People feel more and more insignificant, cut-off and powerless than ever before. We are buried in a mountain of information, technology, gadgets, goods, and manufactured complexities. We are lost and rendered nearly invisible in a digital snowstorm of super-connectivity. It is a form of anonymity through mass-connection. True community has been nearly eviscerated, and a tactile-less mockery of community, in the form of social media, has been put in its place. 

Houses and apartments have become cubical prison-tombs, where millions of screen-irradiated mummies hide from the sunlight, nature, and genuine social interaction. People have social anxiety because of their lack of experience relating to humans in person. At airports and restaurants, people eat alone, and strangers seldom talk. Everyone is texting, emailing, rushing, surfing and being connection-entertained with social media, and yet somehow, we are tragically ALONE.

Absent the vital lessons attained through simple face-to-face community interactions people soon become observers of life rather than participants. They begin seeing the "good life" as something to attain through goods, services, and external providers, and forget that Happiness is within. Through consumer-life, a sort of consumer based identity crisis envelopes us. Consumer life is an alternate reality. People addicted to consumerism have no meaningful relationships — except with need providers. 

Through consumer-life, even our life partners can become just another external need provider.
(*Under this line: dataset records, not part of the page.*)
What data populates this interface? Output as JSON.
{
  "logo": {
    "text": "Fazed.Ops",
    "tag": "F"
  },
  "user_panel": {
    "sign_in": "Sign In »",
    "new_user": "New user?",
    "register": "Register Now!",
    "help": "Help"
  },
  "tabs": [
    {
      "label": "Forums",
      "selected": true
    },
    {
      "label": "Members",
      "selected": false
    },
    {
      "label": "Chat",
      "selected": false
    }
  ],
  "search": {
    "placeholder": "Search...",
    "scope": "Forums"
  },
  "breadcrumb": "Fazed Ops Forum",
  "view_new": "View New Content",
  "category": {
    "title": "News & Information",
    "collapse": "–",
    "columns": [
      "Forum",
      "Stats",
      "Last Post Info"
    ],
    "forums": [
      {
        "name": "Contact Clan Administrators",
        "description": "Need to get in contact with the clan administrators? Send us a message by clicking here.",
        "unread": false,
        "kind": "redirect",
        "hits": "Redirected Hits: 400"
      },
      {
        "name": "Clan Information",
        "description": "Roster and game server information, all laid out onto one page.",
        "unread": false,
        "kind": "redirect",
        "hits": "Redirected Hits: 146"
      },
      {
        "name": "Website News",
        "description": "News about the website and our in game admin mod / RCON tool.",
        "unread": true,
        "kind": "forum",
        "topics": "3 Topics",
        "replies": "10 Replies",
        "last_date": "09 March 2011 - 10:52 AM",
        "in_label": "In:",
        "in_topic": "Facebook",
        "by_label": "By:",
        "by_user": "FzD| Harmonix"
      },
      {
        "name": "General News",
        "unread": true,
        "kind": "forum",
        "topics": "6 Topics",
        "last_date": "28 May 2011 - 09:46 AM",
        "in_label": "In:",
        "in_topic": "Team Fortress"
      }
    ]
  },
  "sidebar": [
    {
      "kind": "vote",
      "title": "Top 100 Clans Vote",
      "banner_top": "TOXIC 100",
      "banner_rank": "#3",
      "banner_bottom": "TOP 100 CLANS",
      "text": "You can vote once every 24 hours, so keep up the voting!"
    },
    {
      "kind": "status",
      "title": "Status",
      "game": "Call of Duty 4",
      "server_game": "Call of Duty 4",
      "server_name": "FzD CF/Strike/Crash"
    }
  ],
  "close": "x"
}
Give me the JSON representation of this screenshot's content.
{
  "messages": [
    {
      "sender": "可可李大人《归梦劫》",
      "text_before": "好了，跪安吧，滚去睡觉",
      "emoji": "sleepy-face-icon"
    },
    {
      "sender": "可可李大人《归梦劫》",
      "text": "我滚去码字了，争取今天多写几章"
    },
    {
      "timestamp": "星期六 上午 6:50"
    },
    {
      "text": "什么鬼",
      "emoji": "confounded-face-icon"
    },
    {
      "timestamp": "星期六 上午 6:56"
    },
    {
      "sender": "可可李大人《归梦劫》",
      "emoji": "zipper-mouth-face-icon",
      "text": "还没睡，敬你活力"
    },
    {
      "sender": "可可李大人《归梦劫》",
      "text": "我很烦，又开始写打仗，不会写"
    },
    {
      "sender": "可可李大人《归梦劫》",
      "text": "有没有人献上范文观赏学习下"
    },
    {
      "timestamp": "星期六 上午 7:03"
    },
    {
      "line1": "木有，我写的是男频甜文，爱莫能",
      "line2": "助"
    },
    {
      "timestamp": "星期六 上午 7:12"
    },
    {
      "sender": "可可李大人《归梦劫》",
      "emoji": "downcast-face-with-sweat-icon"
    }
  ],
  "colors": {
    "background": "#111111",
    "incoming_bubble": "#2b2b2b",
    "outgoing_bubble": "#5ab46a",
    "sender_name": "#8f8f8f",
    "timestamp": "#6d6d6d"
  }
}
Modern consumer life is like a mass dissociative disorder that prevents people from experiencing essential truth, real-life community, universal rites of passage and even an acceptable and reasonable death. 

Consumer life is essentially a social psychology framework, which seeks to keep your consciousness plugged into a head-end of created needs for profit. The result of this created dependence is a growing culture of empty, addicted, needy, fear-subdued, disconnected, isolated and mass-distracted people who feel powerless.

In reality, We are so much more than what our culture has asked of us to be. We must become reacquainted with our true human selves, and not the modern avatar of a "person": a commoditized, corporatized, homogenized, zombified, denatured, worker-consumer drone. 

We have lost our purpose, and many people see no way to escape the endless manipulation and coercion of modern life, which controls us through the fear of "losing everything"; most of which are all created and fabricated false needs. The total commoditization of the natural world has placed a veritable lien against the spirit of nature.